The strategy was also jointly launched this week with the Agritech Blueprint for Africa, which was developed for Smart Africa by Zimbabwe, with technical assistance from a consultancy firm, Science and Advanced Global Innovation Technologies (SAGIT).
“The AgriTech strategy encapsulating smart agriculture initiatives will enhance overall productivity in all subsectors of agriculture and provide a basis for industrialisation, as the provision of timely and relevant information to the farming community. Useful relevant information is required before, during and after cultivation,” Agriculture permanent secretary, John Basera said during the launch.
Smart Africa represents an alliance by 32 African states to accelerate sustainable socio-economic development on the continent through affordable access to broadband and usage of ICTs.
The continental Agritech blueprint is also meant to assist countries to accelerate agricultural productivity using ICTs.
Frequent droughts, low and erratic rainfall, intermittent floods and the current Covid-19 pandemic are among factors that have affected productivity in Zimbabwe.
Small-scale producers, however, can contribute far more than they currently do, to economic growth, job creation, food security, nutrition and addressing climate change, with the right investments.
“The farming community is keen to adopt and embrace technologies that relate to easing the way they do operations. These include sensing technologies — including soil scanning (type and nutrients), water moisture, light humidity, temperature management.
“We will have specialised software solutions that target specific crops suitable for agricultural regions in the country as well as software for livestock farming,” Basera said.
Pre-cultivation resources that will be provided to farmers through the new strategy will cover crop selection, land selection, calendar definition and access to credit, among others. During the crop cultivation and harvesting phase, ICT resources will be utilised to support land preparation and sowing, input management, water management and fertilisation, pest management.
In the post-harvest stage, the strategy will focus on marketing, transportation, packaging and food processing. There will be weather forecasting, communication platforms (mobile communication access, access to markets — local and international — global positioning system and drone technologies.
The strategy will also see the creation of databases and data centres for agriculture, data analytics, agricultural inputs, dissemination of information to farmers, Agritex officers and decision makers.
Agriculture deputy minister, Vangelis Haritatos said Smart Africa Alliance and its AgriTech blueprint for Africa would enable African countries to integrate and eventually mainstream ICTs into agriculture.
“Zimbabwe … developed the National AgriTech Strategy to leverage innovations to improve efficiency, to increase effectiveness, to reduce costs and enhance the competitiveness of agriculture, resultantly improving production and productivity and promoting the agriculture sector’s contribution to gross domestic product,” Haritatos said.

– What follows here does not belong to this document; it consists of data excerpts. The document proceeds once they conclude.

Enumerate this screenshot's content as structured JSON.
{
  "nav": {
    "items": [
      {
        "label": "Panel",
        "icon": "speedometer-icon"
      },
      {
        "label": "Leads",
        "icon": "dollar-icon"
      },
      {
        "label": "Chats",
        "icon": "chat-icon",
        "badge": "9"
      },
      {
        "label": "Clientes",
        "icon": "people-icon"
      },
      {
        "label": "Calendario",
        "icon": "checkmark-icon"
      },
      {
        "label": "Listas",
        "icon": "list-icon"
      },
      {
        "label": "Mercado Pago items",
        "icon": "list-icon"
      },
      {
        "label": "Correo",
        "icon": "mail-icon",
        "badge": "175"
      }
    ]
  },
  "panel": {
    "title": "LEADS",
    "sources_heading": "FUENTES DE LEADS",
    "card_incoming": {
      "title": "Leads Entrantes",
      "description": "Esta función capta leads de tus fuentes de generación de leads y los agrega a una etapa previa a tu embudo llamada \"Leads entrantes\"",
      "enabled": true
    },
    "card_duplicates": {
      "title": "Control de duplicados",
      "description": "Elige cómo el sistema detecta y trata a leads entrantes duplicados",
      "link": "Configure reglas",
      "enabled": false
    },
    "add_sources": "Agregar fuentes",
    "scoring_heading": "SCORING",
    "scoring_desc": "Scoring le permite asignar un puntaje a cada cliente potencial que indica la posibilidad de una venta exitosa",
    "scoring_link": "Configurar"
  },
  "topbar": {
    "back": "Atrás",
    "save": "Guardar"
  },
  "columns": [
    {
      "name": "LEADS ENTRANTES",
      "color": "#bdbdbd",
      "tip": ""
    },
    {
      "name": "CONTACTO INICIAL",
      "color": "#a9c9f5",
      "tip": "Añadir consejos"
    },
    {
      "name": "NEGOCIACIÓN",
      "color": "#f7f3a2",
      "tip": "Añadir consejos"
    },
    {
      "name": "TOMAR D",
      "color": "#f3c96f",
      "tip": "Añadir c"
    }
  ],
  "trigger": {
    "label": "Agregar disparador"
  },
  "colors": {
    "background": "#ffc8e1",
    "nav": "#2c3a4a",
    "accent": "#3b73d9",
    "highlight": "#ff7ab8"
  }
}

“The implementation of the AgriTech Strategy will require a reliable and accurate agriculture information system for measuring progress towards food security, assessing import substitution, evaluating foreign currency generation and undertaking an inventory of value addition and beneficiation, while taking stock of employment creation and measuring livelihood improvement.”
The strategy will be implemented through the government’s Integrated Agriculture Information Management system.
ICT minister, Jenfan Muswere said the use of technology under the new strategy would accelerate economic development in the country.
“For all our economic priorities to come to fruition we must utilise ICTs for the development of our country. Zimbabwe joined the Smart Africa Alliance as the 26th member and was assigned agriculture as a sector that we should focus on as a country.
“ICT is the electricity of the 21st century and broadband is the new oil. We need to ensure we connect, we innovate and we transform the entire agriculture sector through the use of ICTs,” Muswere said.